Hambourg votera le 31 mai sur la poursuite d’une candidature olympique pour 2036, 2040 ou 2044. Le débat porte sur un budget opérationnel de 4,8 milliards d’euros, les investissements en infrastructures, le soutien économique et les craintes liées à l’inflation, à la sécurité et au risque public

· 14 min de lecture

Hambourg face à un référendum sur une nouvelle candidature olympique : investissement dans l'avenir ou risque trop coûteux ?

Hambourg décidera de nouveau le 31 mai 2026 si elle souhaite ouvrir la voie à une candidature pour les Jeux olympiques et paralympiques de 2036, 2040 ou 2044. Il s'agit d'une décision politiquement et financièrement sensible pour la ville portuaire allemande, qui avait déjà rejeté par référendum en 2015 une candidature aux Jeux de 2024. Cette fois, le Sénat de la ville, la Confédération allemande des sports olympiques et les partisans de la candidature affirment que le concept est différent, plus compact et plus prudent sur le plan financier, tandis que les opposants avertissent que les risques restent importants. Au centre du débat se trouve le prix du projet : selon le cadre financier publié par Hambourg, l'organisation et la tenue des Jeux à elles seules sont estimées à environ 4,8 milliards d'euros, avec des recettes attendues d'environ 4,9 milliards d'euros.
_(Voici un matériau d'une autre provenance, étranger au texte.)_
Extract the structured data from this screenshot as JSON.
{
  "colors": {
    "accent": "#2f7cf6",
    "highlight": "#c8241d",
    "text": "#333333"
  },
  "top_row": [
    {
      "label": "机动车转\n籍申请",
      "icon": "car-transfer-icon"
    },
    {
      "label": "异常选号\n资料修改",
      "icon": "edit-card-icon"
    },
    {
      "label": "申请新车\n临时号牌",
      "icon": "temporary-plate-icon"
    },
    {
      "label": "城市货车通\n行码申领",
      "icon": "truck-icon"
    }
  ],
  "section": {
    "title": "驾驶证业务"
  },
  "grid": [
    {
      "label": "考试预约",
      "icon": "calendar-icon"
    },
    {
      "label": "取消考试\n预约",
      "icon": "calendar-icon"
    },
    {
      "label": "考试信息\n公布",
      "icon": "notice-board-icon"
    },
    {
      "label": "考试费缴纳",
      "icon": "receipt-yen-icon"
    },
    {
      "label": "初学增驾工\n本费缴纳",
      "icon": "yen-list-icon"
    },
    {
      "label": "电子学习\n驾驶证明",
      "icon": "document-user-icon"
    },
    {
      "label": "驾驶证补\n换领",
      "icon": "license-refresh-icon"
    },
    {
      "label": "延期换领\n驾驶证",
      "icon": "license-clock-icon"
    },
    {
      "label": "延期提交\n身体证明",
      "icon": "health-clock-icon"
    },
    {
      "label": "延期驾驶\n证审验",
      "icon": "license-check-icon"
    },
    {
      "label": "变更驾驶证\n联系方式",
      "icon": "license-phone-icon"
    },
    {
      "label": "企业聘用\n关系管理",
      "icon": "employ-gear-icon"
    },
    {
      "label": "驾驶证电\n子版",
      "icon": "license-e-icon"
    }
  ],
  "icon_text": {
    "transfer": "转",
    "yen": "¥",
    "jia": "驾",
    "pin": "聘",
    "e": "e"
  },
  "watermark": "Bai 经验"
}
Selon l'annonce du Sénat de Hambourg, le plan ne concerne pas seulement la compétition sportive, mais aussi des investissements à plus long terme dans les infrastructures urbaines, les transports publics, les installations sportives, les espaces verts et l'accessibilité. Le Sénat indique que les coûts d'organisation seraient couverts par les recettes de l'événement, y compris la contribution du Comité international olympique, les sponsorings locaux, la vente de billets, les programmes d'hospitality et les licences. Les critiques, toutefois, remettent en question les hypothèses sur lesquelles repose le plan financier, en particulier en ce qui concerne l'inflation, les coûts de sécurité, l'ampleur des investissements publics et le soutien fédéral incertain.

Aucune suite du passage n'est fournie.